Member of the Oregon Senate from the 6th district
- In office 1897–1900
- Preceded by: J. W. Maxwell
- Succeeded by: William H. Wehrung

Personal details
- Born: December 16, 1857 Belmont County, Ohio
- Died: February 7, 1932 (aged 74) Everett, Washington
- Party: Republican
- Spouse: Charlotte Wehrung
- Occupation: Businessman

= George W. Patterson (Oregon politician) =

American politician

George W. Patterson (December 16, 1857 – February 7, 1932) was an American businessman and politician in the U.S. state of Oregon. A native of Ohio, he was a Republican member of the Oregon State Senate in the 1890s.

==Early life==
George W. Patterson was born on December 16, 1857, in Belmont County, Ohio, to David Patterson and Eunice Starbuck. About 1879 he moved to Oregon, settling in Washington County at Hillsboro. In Hillsboro, he established himself as an undertaker, contractor, carpenter, and furniture dealer. Patterson also served as president of the Hillsboro Club.

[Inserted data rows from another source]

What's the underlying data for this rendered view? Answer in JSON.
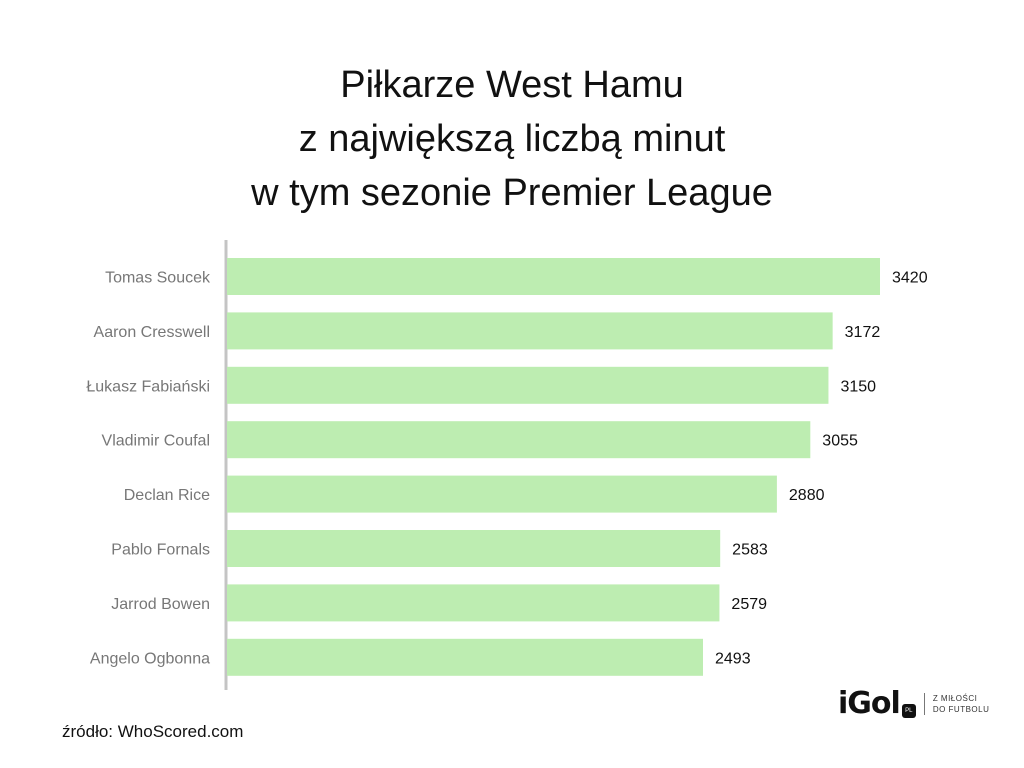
{
  "chart_data": {
    "type": "bar",
    "orientation": "horizontal",
    "title_lines": [
      "Piłkarze West Hamu",
      "z największą liczbą minut",
      "w tym sezonie Premier League"
    ],
    "categories": [
      "Tomas Soucek",
      "Aaron Cresswell",
      "Łukasz Fabiański",
      "Vladimir Coufal",
      "Declan Rice",
      "Pablo Fornals",
      "Jarrod Bowen",
      "Angelo Ogbonna"
    ],
    "values": [
      3420,
      3172,
      3150,
      3055,
      2880,
      2583,
      2579,
      2493
    ],
    "xlim": [
      0,
      3420
    ],
    "grid": false,
    "bar_color": "#bdedb1",
    "xlabel": "",
    "ylabel": ""
  },
  "source": "źródło: WhoScored.com",
  "logo": {
    "name": "iGol",
    "badge": "PL",
    "tagline_1": "Z MIŁOŚCI",
    "tagline_2": "DO FUTBOLU"
  }
}
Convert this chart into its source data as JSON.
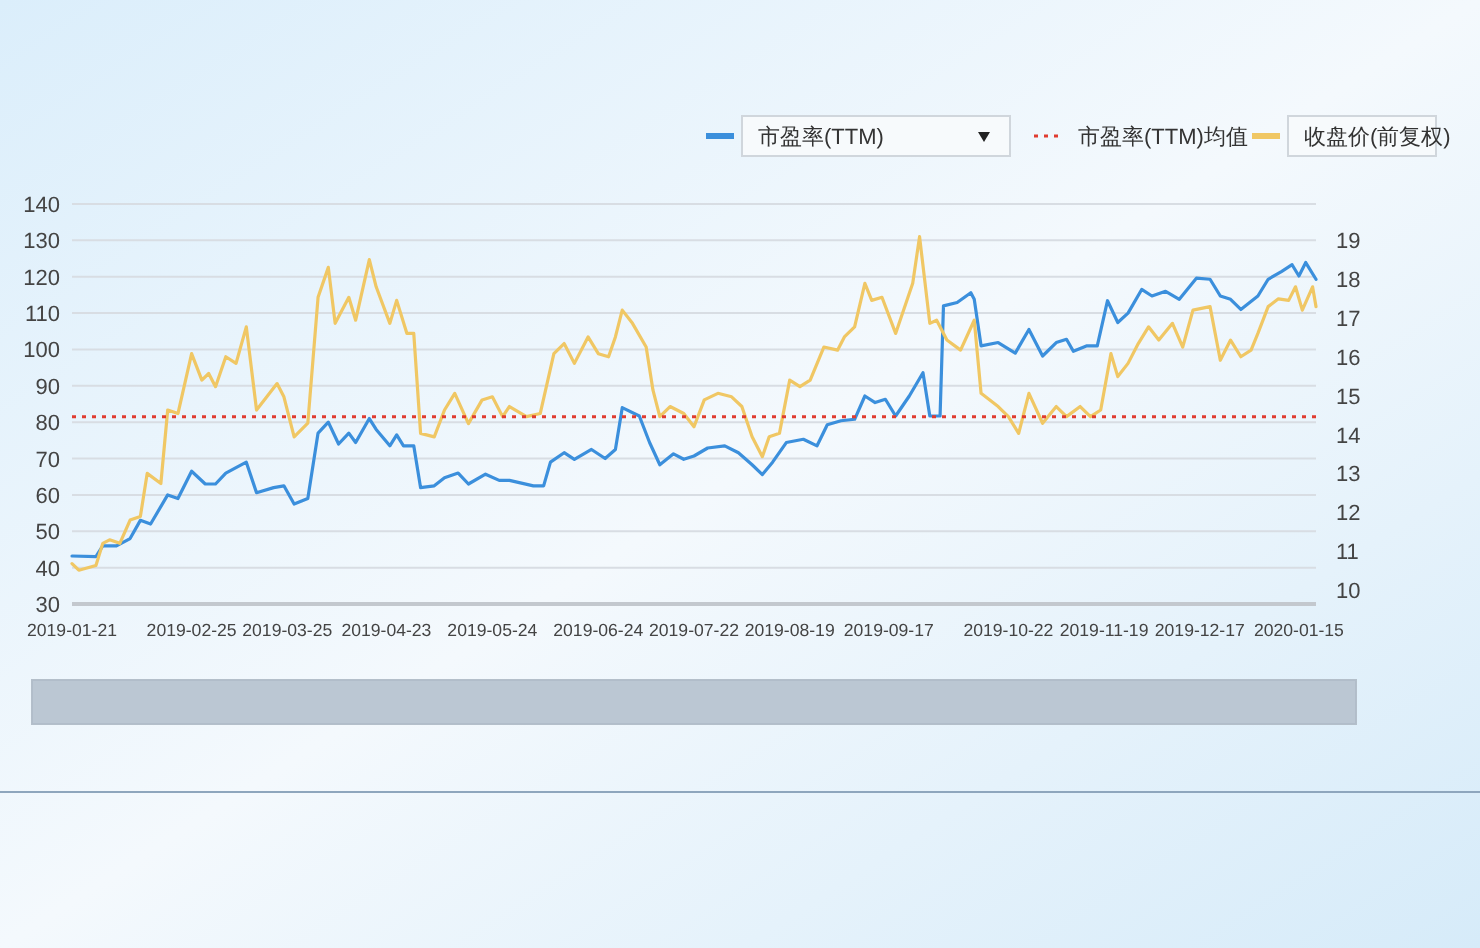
{
  "chart_data": {
    "type": "line",
    "legend": "top right",
    "grid": "y",
    "marker": "none",
    "line_style": "solid",
    "xlim": [
      "2019-01-21",
      "2020-01-20"
    ],
    "xticks": [
      "2019-01-21",
      "2019-02-25",
      "2019-03-25",
      "2019-04-23",
      "2019-05-24",
      "2019-06-24",
      "2019-07-22",
      "2019-08-19",
      "2019-09-17",
      "2019-10-22",
      "2019-11-19",
      "2019-12-17",
      "2020-01-15"
    ],
    "ylim": [
      30,
      140
    ],
    "yticks": [
      30,
      40,
      50,
      60,
      70,
      80,
      90,
      100,
      110,
      120,
      130,
      140
    ],
    "y2lim": [
      9.64,
      19.93
    ],
    "y2ticks": [
      10,
      11,
      12,
      13,
      14,
      15,
      16,
      17,
      18,
      19
    ],
    "ref_lines": [
      {
        "axis": "y",
        "value": 81.5,
        "label": "市盈率(TTM)均值",
        "color": "#e03c31",
        "line_style": "dotted"
      }
    ],
    "series": [
      {
        "name": "市盈率(TTM)",
        "color": "#3b8fdc",
        "x": [
          "2019-01-21",
          "2019-01-28",
          "2019-01-30",
          "2019-02-03",
          "2019-02-07",
          "2019-02-10",
          "2019-02-13",
          "2019-02-18",
          "2019-02-21",
          "2019-02-25",
          "2019-03-01",
          "2019-03-04",
          "2019-03-07",
          "2019-03-10",
          "2019-03-13",
          "2019-03-16",
          "2019-03-21",
          "2019-03-24",
          "2019-03-27",
          "2019-03-31",
          "2019-04-03",
          "2019-04-06",
          "2019-04-09",
          "2019-04-12",
          "2019-04-14",
          "2019-04-18",
          "2019-04-20",
          "2019-04-24",
          "2019-04-26",
          "2019-04-28",
          "2019-05-01",
          "2019-05-03",
          "2019-05-07",
          "2019-05-10",
          "2019-05-14",
          "2019-05-17",
          "2019-05-22",
          "2019-05-26",
          "2019-05-29",
          "2019-06-05",
          "2019-06-08",
          "2019-06-10",
          "2019-06-14",
          "2019-06-17",
          "2019-06-22",
          "2019-06-26",
          "2019-06-29",
          "2019-07-01",
          "2019-07-06",
          "2019-07-09",
          "2019-07-12",
          "2019-07-16",
          "2019-07-19",
          "2019-07-22",
          "2019-07-26",
          "2019-07-31",
          "2019-08-04",
          "2019-08-08",
          "2019-08-11",
          "2019-08-14",
          "2019-08-18",
          "2019-08-23",
          "2019-08-27",
          "2019-08-30",
          "2019-09-03",
          "2019-09-07",
          "2019-09-10",
          "2019-09-13",
          "2019-09-16",
          "2019-09-19",
          "2019-09-23",
          "2019-09-27",
          "2019-09-29",
          "2019-10-02",
          "2019-10-03",
          "2019-10-07",
          "2019-10-11",
          "2019-10-12",
          "2019-10-14",
          "2019-10-19",
          "2019-10-24",
          "2019-10-28",
          "2019-11-01",
          "2019-11-05",
          "2019-11-08",
          "2019-11-10",
          "2019-11-14",
          "2019-11-17",
          "2019-11-20",
          "2019-11-23",
          "2019-11-26",
          "2019-11-30",
          "2019-12-03",
          "2019-12-07",
          "2019-12-11",
          "2019-12-16",
          "2019-12-20",
          "2019-12-23",
          "2019-12-26",
          "2019-12-29",
          "2020-01-03",
          "2020-01-06",
          "2020-01-10",
          "2020-01-13",
          "2020-01-15",
          "2020-01-17",
          "2020-01-20"
        ],
        "values": [
          43.2,
          43,
          46,
          46,
          48,
          53,
          52,
          60,
          59,
          66.5,
          63,
          63,
          66,
          67.5,
          69,
          60.6,
          62,
          62.5,
          57.5,
          59,
          77,
          80,
          74,
          77,
          74.4,
          81,
          78,
          73.5,
          76.5,
          73.5,
          73.5,
          62,
          62.5,
          64.7,
          66,
          63,
          65.7,
          64,
          64,
          62.5,
          62.5,
          69,
          71.6,
          69.8,
          72.5,
          70,
          72.5,
          84,
          81.7,
          74.4,
          68.3,
          71.3,
          69.8,
          70.7,
          72.9,
          73.5,
          71.6,
          68.3,
          65.6,
          69,
          74.4,
          75.3,
          73.5,
          79.3,
          80.4,
          80.8,
          87.2,
          85.4,
          86.3,
          81.7,
          87.2,
          93.6,
          81.7,
          81.7,
          112,
          112.9,
          115.6,
          113.8,
          101,
          101.9,
          99,
          105.5,
          98.2,
          101.9,
          102.8,
          99.5,
          101,
          101,
          113.4,
          107.4,
          110,
          116.5,
          114.7,
          116,
          113.8,
          119.6,
          119.3,
          114.7,
          113.8,
          111,
          114.7,
          119.3,
          121.5,
          123.3,
          120.2,
          123.9,
          119.3
        ]
      },
      {
        "name": "收盘价(前复权)",
        "color": "#f0c764",
        "axis": "y2",
        "x": [
          "2019-01-21",
          "2019-01-23",
          "2019-01-28",
          "2019-01-30",
          "2019-02-01",
          "2019-02-04",
          "2019-02-07",
          "2019-02-10",
          "2019-02-12",
          "2019-02-16",
          "2019-02-18",
          "2019-02-21",
          "2019-02-25",
          "2019-02-28",
          "2019-03-02",
          "2019-03-04",
          "2019-03-07",
          "2019-03-10",
          "2019-03-13",
          "2019-03-16",
          "2019-03-19",
          "2019-03-22",
          "2019-03-24",
          "2019-03-27",
          "2019-03-31",
          "2019-04-03",
          "2019-04-06",
          "2019-04-08",
          "2019-04-12",
          "2019-04-14",
          "2019-04-18",
          "2019-04-20",
          "2019-04-24",
          "2019-04-26",
          "2019-04-29",
          "2019-05-01",
          "2019-05-03",
          "2019-05-07",
          "2019-05-10",
          "2019-05-13",
          "2019-05-17",
          "2019-05-21",
          "2019-05-24",
          "2019-05-27",
          "2019-05-29",
          "2019-06-03",
          "2019-06-07",
          "2019-06-11",
          "2019-06-14",
          "2019-06-17",
          "2019-06-21",
          "2019-06-24",
          "2019-06-27",
          "2019-06-29",
          "2019-07-01",
          "2019-07-04",
          "2019-07-08",
          "2019-07-10",
          "2019-07-12",
          "2019-07-15",
          "2019-07-19",
          "2019-07-22",
          "2019-07-25",
          "2019-07-29",
          "2019-08-02",
          "2019-08-05",
          "2019-08-08",
          "2019-08-11",
          "2019-08-13",
          "2019-08-16",
          "2019-08-19",
          "2019-08-22",
          "2019-08-25",
          "2019-08-29",
          "2019-09-02",
          "2019-09-04",
          "2019-09-07",
          "2019-09-10",
          "2019-09-12",
          "2019-09-15",
          "2019-09-19",
          "2019-09-24",
          "2019-09-26",
          "2019-09-29",
          "2019-10-01",
          "2019-10-04",
          "2019-10-08",
          "2019-10-12",
          "2019-10-14",
          "2019-10-19",
          "2019-10-22",
          "2019-10-25",
          "2019-10-28",
          "2019-11-01",
          "2019-11-05",
          "2019-11-08",
          "2019-11-12",
          "2019-11-15",
          "2019-11-18",
          "2019-11-21",
          "2019-11-23",
          "2019-11-26",
          "2019-11-29",
          "2019-12-02",
          "2019-12-05",
          "2019-12-09",
          "2019-12-12",
          "2019-12-15",
          "2019-12-20",
          "2019-12-23",
          "2019-12-26",
          "2019-12-29",
          "2020-01-01",
          "2020-01-03",
          "2020-01-06",
          "2020-01-09",
          "2020-01-12",
          "2020-01-14",
          "2020-01-16",
          "2020-01-19",
          "2020-01-20"
        ],
        "values": [
          10.68,
          10.51,
          10.63,
          11.2,
          11.29,
          11.2,
          11.8,
          11.89,
          13.0,
          12.74,
          14.63,
          14.54,
          16.08,
          15.4,
          15.57,
          15.23,
          16.0,
          15.83,
          16.77,
          14.63,
          14.97,
          15.31,
          14.97,
          13.94,
          14.29,
          17.53,
          18.3,
          16.86,
          17.53,
          16.94,
          18.5,
          17.8,
          16.86,
          17.45,
          16.6,
          16.6,
          14.03,
          13.94,
          14.63,
          15.06,
          14.28,
          14.89,
          14.97,
          14.46,
          14.72,
          14.46,
          14.54,
          16.08,
          16.34,
          15.83,
          16.51,
          16.08,
          16.0,
          16.51,
          17.2,
          16.86,
          16.25,
          15.14,
          14.46,
          14.72,
          14.54,
          14.2,
          14.89,
          15.06,
          14.97,
          14.72,
          13.94,
          13.43,
          13.94,
          14.03,
          15.4,
          15.23,
          15.4,
          16.25,
          16.17,
          16.51,
          16.77,
          17.89,
          17.45,
          17.53,
          16.6,
          17.89,
          19.09,
          16.86,
          16.94,
          16.43,
          16.17,
          16.94,
          15.06,
          14.72,
          14.46,
          14.03,
          15.06,
          14.29,
          14.72,
          14.46,
          14.72,
          14.46,
          14.63,
          16.08,
          15.49,
          15.83,
          16.34,
          16.77,
          16.43,
          16.86,
          16.25,
          17.2,
          17.29,
          15.91,
          16.43,
          16.0,
          16.17,
          16.6,
          17.29,
          17.49,
          17.45,
          17.8,
          17.2,
          17.8,
          17.29
        ]
      }
    ]
  }
}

In 1879, Patterson married Charlotte Wehrung, daughter of Henry Wehrung on November 19, and they had two children. He purchased a lot at Fifth and Southeast Washington Street in downtown Hillsboro from his new father-in-law in 1880 and built a new home. In time, Patterson became president of the Hillsboro Furniture and Hardware Company.

==Political career==
On December 5, 1881, he started his political career when he was elected to the Hillsboro Board of Trustees (now city council). He was re-elected the next year, but the following year he was not re-elected during the city's main election. Instead, there was a vacant seat after the December 8, 1883, election, so Patterson was elected on December 10 to fill the seat, although he resigned on April 4, 1884, and was replaced by Charles T. Tozier.

Patterson then served six years as the treasurer for Hillsboro, and five year as a school director. A Republican, he won election to the Oregon State Senate in 1896 representing District 6 that included Columbia, Tillamook, and Washington counties. In the Senate, he served on the Horticulture Committee, Railroads Committee, and in 1899 was chair of the committee on enrolled bills. Patterson remained in the Senate through the 1899 Legislature. In January 1899, he sponsored a bill to incorporate what was then the Town of Hillsboro, which was signed into law on February 7.

==Later life and death==
He also owned land near Yamhill, Oregon, and Terrebonne, Oregon. Wife Charlotte died on October 24, 1926. George Patterson died on February 7, 1932, in Everett, Washington, at the age of 74.